Er findet: Bürger sollten viel häufiger zur Kamera greifen, wenn sie polizeiliche Maßnahmen beobachten. „Die Polizei filmt zwar in den meisten Fällen selbst“, sagt er. „Aber das ist dann ihr Material, das sie selbst zusammenschneiden können.“ Es habe schon viele Fälle gegeben, in denen die Polizei Videos von Fehlverhalten ihrer Kollegen gelöscht hätte. „Ich glaube, die Polizei geht deshalb so vehement gegen filmende Bürger vor“, sagt Noli. „Sie hat Angst, dass durch die Smartphones die Ära enden könnte, in der sie selbst entscheiden konnte, welches Videomaterial vor Gericht landet.“

Am nächsten Tag gibt die Bundespolizei eine Pressemitteilung heraus. Sie basiert, so sagt das die Pressestelle, auf den Erinnerungen des einsatzhabenden Polizeibeamten. Mit dem Abend, so wie ich ihn erlebt habe, hat sie nur wenig zu tun: Weder erinnert sich der Beamte daran, mir das Filmen verboten zu haben, noch will er mich gewaltsam auf die andere Straßenseite gezerrt haben. Vielmehr „nahm ein Beamter Kontakt zu der Frau auf“, so steht es dort.

„Gedächtnis ist veränderbar“, sagt Pressesprecher Hauner, als ich ihn nach den Unstimmigkeiten frage. „Vielleicht erinnern Sie sich nicht richtig.“ Vielleicht.
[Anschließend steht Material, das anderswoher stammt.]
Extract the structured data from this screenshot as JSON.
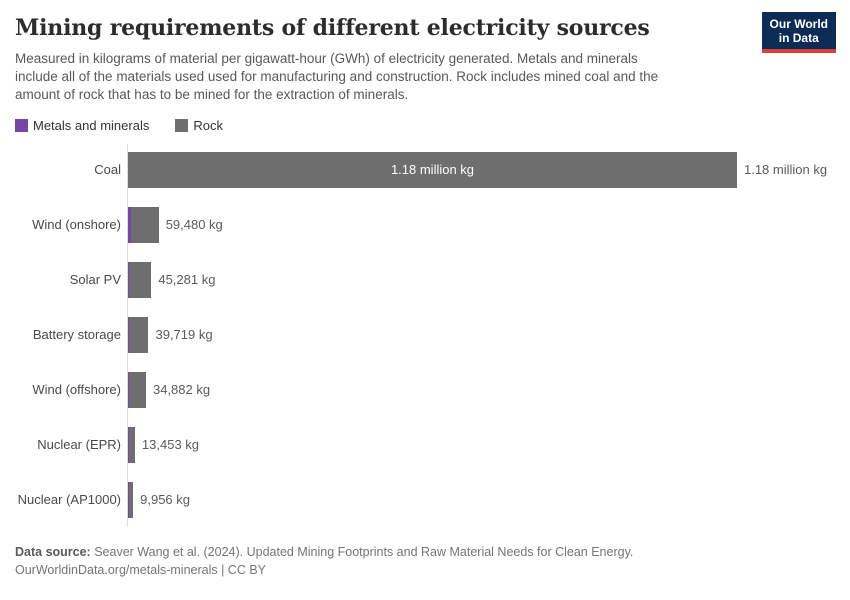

Eine offizielle Stellungnahme des Beamten war in der Kürze der Zeit nicht zu bekommen.

Immerhin weiß ich jetzt, was der Mann verbrochen haben soll, dessen Festnahme ich filmen wollte: Er habe „versucht, die Beamten tätlich anzugehen“, als diese ihn wegschieben wollten. Das wiederum empfand die Polizei für nötig, weil er trotz eines Platzverweises und einer Unterlassungsbitte neben ihnen stehen blieb. Und eine Festnahme gefilmt hat.